Three African artists

When I saw the painting in the featured photo in Nairobi Gallery, I thought to myself “So like a Chagall.” Apparently Jak Katarikawe (born 1940 in Kigezi, Uganda, died October 19 2018) was sometimes called Africa’s Chagall for his whimsical paintings of elephants and cattle. In interviews he said that his sense of colour came from stained glass windows in the churches of Uganda. He was mentored by Sam Ntiru of the Makarere University’s art department, when he was a driver in the university. He moved to Kenya in the 1970s, and became professionally successful. This painting is probably from the 1970s.

Bruce Onobrakpeya (born 30 August 1932) experimented with techniques to make low-relief works through printing. The example in Nairobi Galery seems to be from his early experimental period when he started depositing bronze patinas on lino cuts. It would be interesting to see how he extended these methods over a large part of his lifetime, first using resin and plaster of Paris (which he called Plastographs), then metal foil, and finally artificial polymers which look like ivory.

Salih Abdou Mashamoun was born (in 1946?) in the village of Debeira in Wadi Halfa, Northern Sudan, which was inundated by the building of the Aswan High Dam.

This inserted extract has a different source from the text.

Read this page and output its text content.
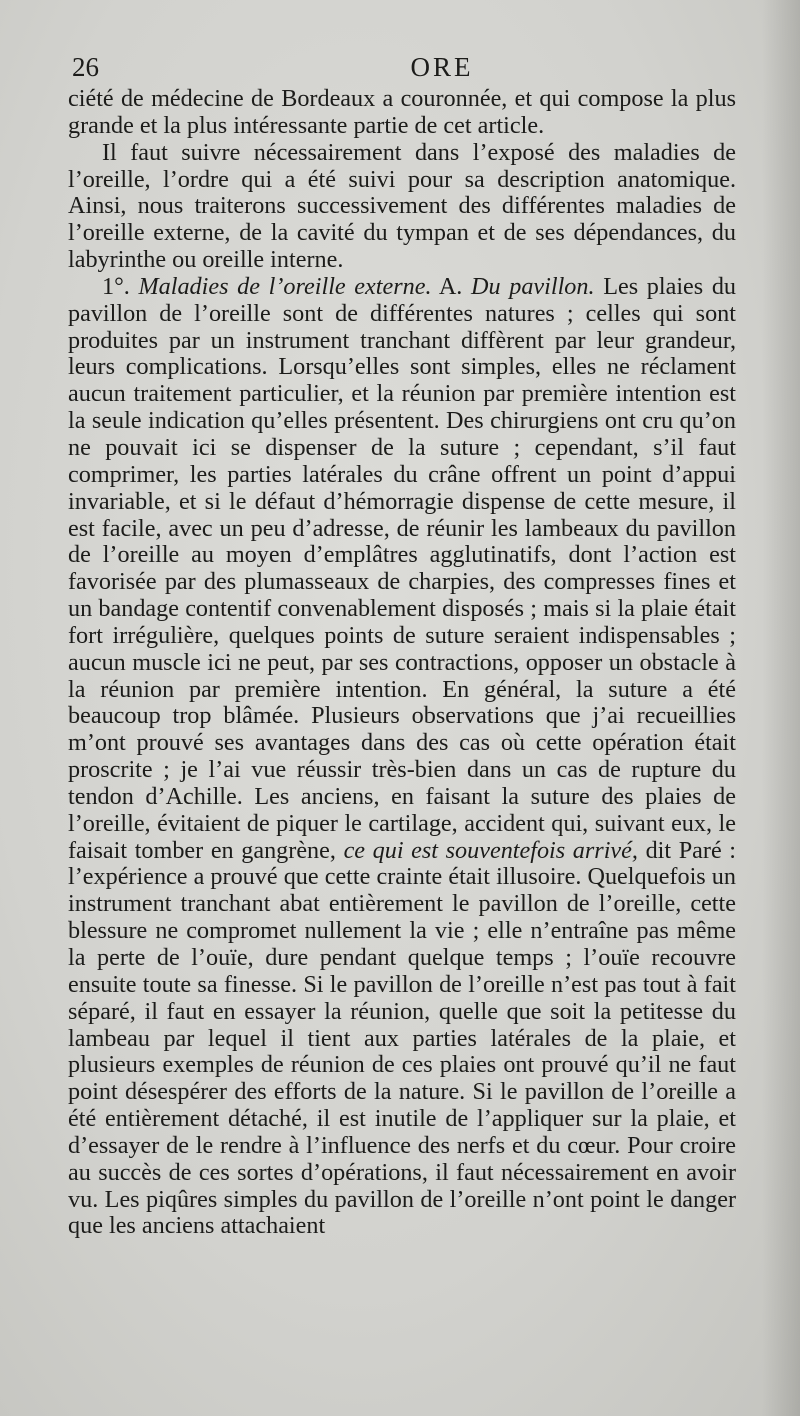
26	ORE

ciété de médecine de Bordeaux a couronnée, et qui compose la plus grande et la plus intéressante partie de cet article.

Il faut suivre nécessairement dans l’exposé des maladies de l’oreille, l’ordre qui a été suivi pour sa description anatomique. Ainsi, nous traiterons successivement des différentes maladies de l’oreille externe, de la cavité du tympan et de ses dépendances, du labyrinthe ou oreille interne.

1°. Maladies de l’oreille externe. A. Du pavillon. Les plaies du pavillon de l’oreille sont de différentes natures ; celles qui sont produites par un instrument tranchant diffèrent par leur grandeur, leurs complications. Lorsqu’elles sont simples, elles ne réclament aucun traitement particulier, et la réunion par première intention est la seule indication qu’elles présentent. Des chirurgiens ont cru qu’on ne pouvait ici se dispenser de la suture ; cependant, s’il faut comprimer, les parties latérales du crâne offrent un point d’appui invariable, et si le défaut d’hémorragie dispense de cette mesure, il est facile, avec un peu d’adresse, de réunir les lambeaux du pavillon de l’oreille au moyen d’emplâtres agglutinatifs, dont l’action est favorisée par des plumasseaux de charpies, des compresses fines et un bandage contentif convenablement disposés ; mais si la plaie était fort irrégulière, quelques points de suture seraient indispensables ; aucun muscle ici ne peut, par ses contractions, opposer un obstacle à la réunion par première intention. En général, la suture a été beaucoup trop blâmée. Plusieurs observations que j’ai recueillies m’ont prouvé ses avantages dans des cas où cette opération était proscrite ; je l’ai vue réussir très-bien dans un cas de rupture du tendon d’Achille. Les anciens, en faisant la suture des plaies de l’oreille, évitaient de piquer le cartilage, accident qui, suivant eux, le faisait tomber en gangrène, ce qui est souventefois arrivé, dit Paré : l’expérience a prouvé que cette crainte était illusoire. Quelquefois un instrument tranchant abat entièrement le pavillon de l’oreille, cette blessure ne compromet nullement la vie ; elle n’entraîne pas même la perte de l’ouïe, dure pendant quelque temps ; l’ouïe recouvre ensuite toute sa finesse. Si le pavillon de l’oreille n’est pas tout à fait séparé, il faut en essayer la réunion, quelle que soit la petitesse du lambeau par lequel il tient aux parties latérales de la plaie, et plusieurs exemples de réunion de ces plaies ont prouvé qu’il ne faut point désespérer des efforts de la nature. Si le pavillon de l’oreille a été entièrement détaché, il est inutile de l’appliquer sur la plaie, et d’essayer de le rendre à l’influence des nerfs et du cœur. Pour croire au succès de ces sortes d’opérations, il faut nécessairement en avoir vu. Les piqûres simples du pavillon de l’oreille n’ont point le danger que les anciens attachaient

He was a poet and artist, and a Sudanese diplomat until the country became an Islamic state. In an interview, Mashamoun says that he was mentored by Seif Wanley in Alexandria, where he entered the university in 1964. He was the featured artist in the African Heritage exhibition in Nairobi in 1976 when it burnt down, so that much of his early work is now lost. This work, a gouache on stretched goatskin, is one of the two which were saved. It is from the period just before the fire.

These three artists whose works I saw in Nariobi Gallery stand at the beginning of the contemporary art of post-colonial Africa. It will be interesting to go back to Nairobi and explore the directions that their successors are taking.

Paintings from Nairobi

There’s wonderful contemporary art in Kenya, and, like much of the world’s contemporary art, it is driven by the human condition. But apart from this, there is also a stream of contemporary art which takes its inspiration from Kenya’s abundant wildlife. When I walked into Nairobi Gallery, a temporary exhibition was based on this theme. Some of the works can be seen in the gallery of photos below.

Istanbul Modern

We walked into the Istanbul Museum of Modern Art to look at some of the contemporary art in Turkey. One of the interesting exhibitions here was called “The event of a thread: Global narratives in textiles”. The use of textiles in art is not something I’ve seen done systematically. Seeing the pieces collected here all at the same time was very interesting. I took photos of some of the pieces I liked.

Ulla von Brandenburg exhibited three quilted fabrics called Flying Geese, Log Cabin, and Drunkard’s Path (featured photo). The artist points out that quilting is not just women’s work; they were also used by various revolutionary movements.

Sakir Gökçebag’s piece called Kosmos was a stunning installation using a partially woven carpet. The artist says that the partial work reminds us about the work that goes into the making of a carpet through the parts which remain to be completed.

This painting on a head scarf by Güneş Terkol was called Against the current. The concept was developed during a workshop in Vienna, where several women discussed the slogans to be displayed, and worked together to sew them into the banners held by the painted figures.

Belkis Balpinar’s work entitled Singularities uses weaving as a medium. She says that two planes with singularities of different forms are joined by the vertical threads which are called warps. The horizontal threads are left unwoven. I liked the medium and the strikingly bold visual pattern that was tied together with the threads.

Another floor held a retrospective of photos by Yildiz Moran, a woman photographer born in 1935. She worked for only twelve years, starting from 1950. In 1962 she gave up photography to look after her children. Her photos seemed to capture Anatolia of her times as sensitively as Ara Güler caught the Istanbul that he knew.